The Vatican Is Banning Sales of Cigarettes


The Holy See will soon be smoke free.

In a move that will cost the city state about $11 million annually in lost profits, Pope Francis has decided to ban the sale of cigarettes in the Vatican. In a statement, the holy father said that the micronation he runs “cannot contribute to an activity that clearly damages the health of people.”

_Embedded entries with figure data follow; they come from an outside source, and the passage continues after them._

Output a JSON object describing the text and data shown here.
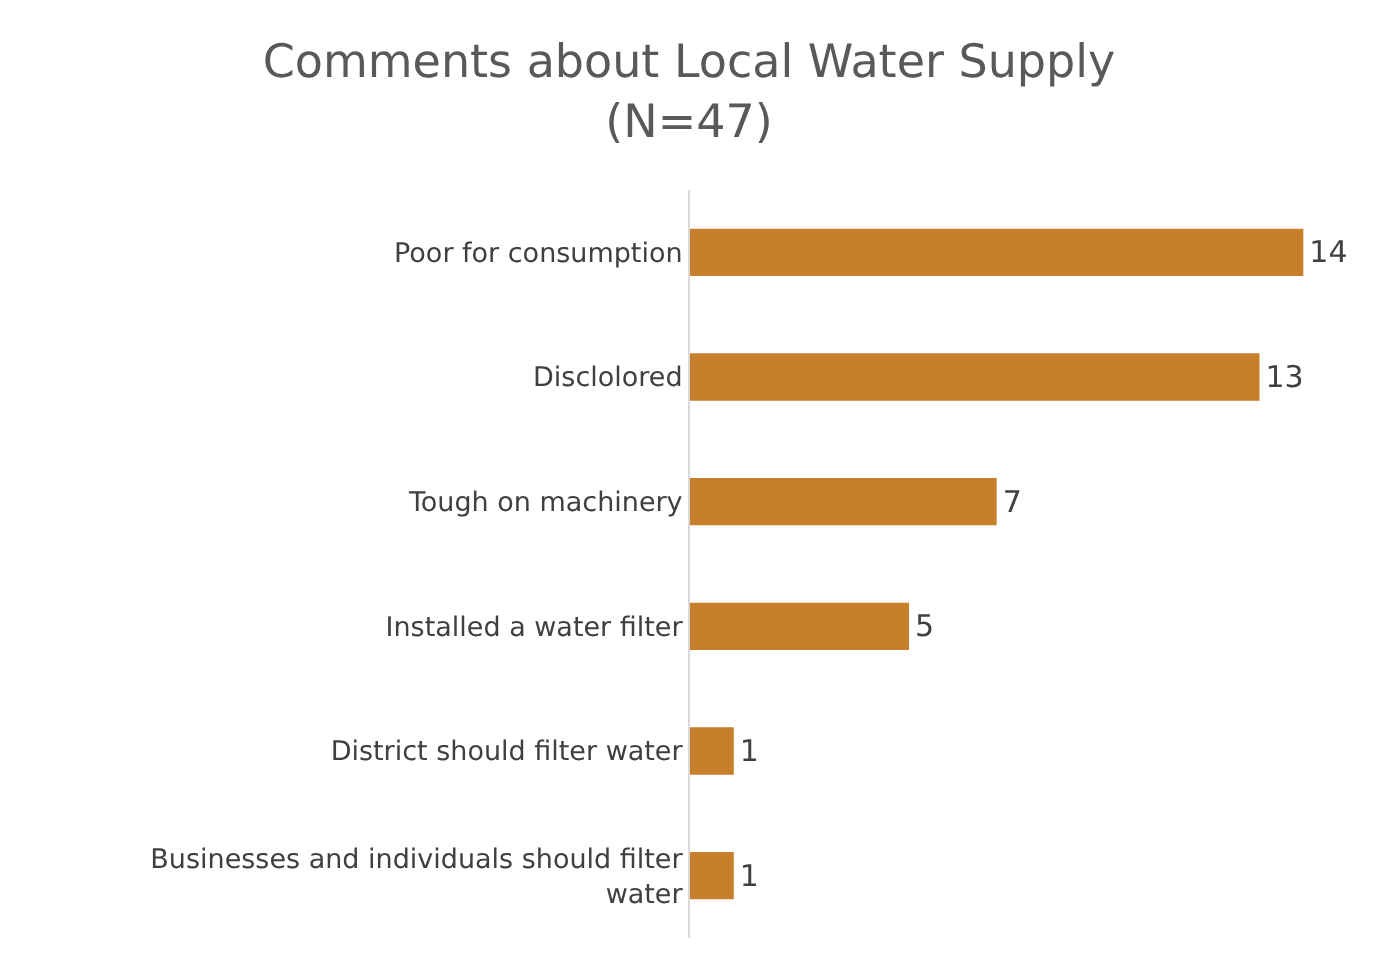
{
  "chart_data": {
    "type": "bar",
    "orientation": "horizontal",
    "title": "Comments about Local Water Supply\n(N=47)",
    "categories": [
      "Poor for consumption",
      "Disclolored",
      "Tough on machinery",
      "Installed a water filter",
      "District should filter water",
      "Businesses and individuals should filter water"
    ],
    "values": [
      14,
      13,
      7,
      5,
      1,
      1
    ],
    "color": "#c87f2c",
    "data_labels": true,
    "tick_labels": "y"
  }
}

But the move also helps to clear up a teensy smidgen of the corruption that has plagued the Vatican for years on end: it will prevent people with coveted Vatican commercial cards from abusing their access to duty free tobacco products. Per the New York Post, with Italy’s VAT sales tax at a whopping 22 percent, people who can shop in the Vatican do so. An Ernst & Young report cited in the 2015 book Avarice, based on leaked Vatican documents, cites 41,000 cards being issued, even though there are only a few thousand Vatican employees, retirees, residents, accredited diplomats, and members of religious congregations who actually qualify for the card.

The card rules stipulate that users can only buy 80 cartons of cigarettes annually, but an audit in the book found that 278 people exceeded the limit in 2015.

Of course, that doesn’t mean the cardinals and other people who live and work in Vatican City can’t smoke—it just means that it’s going to get a lot more expensive for them to do it.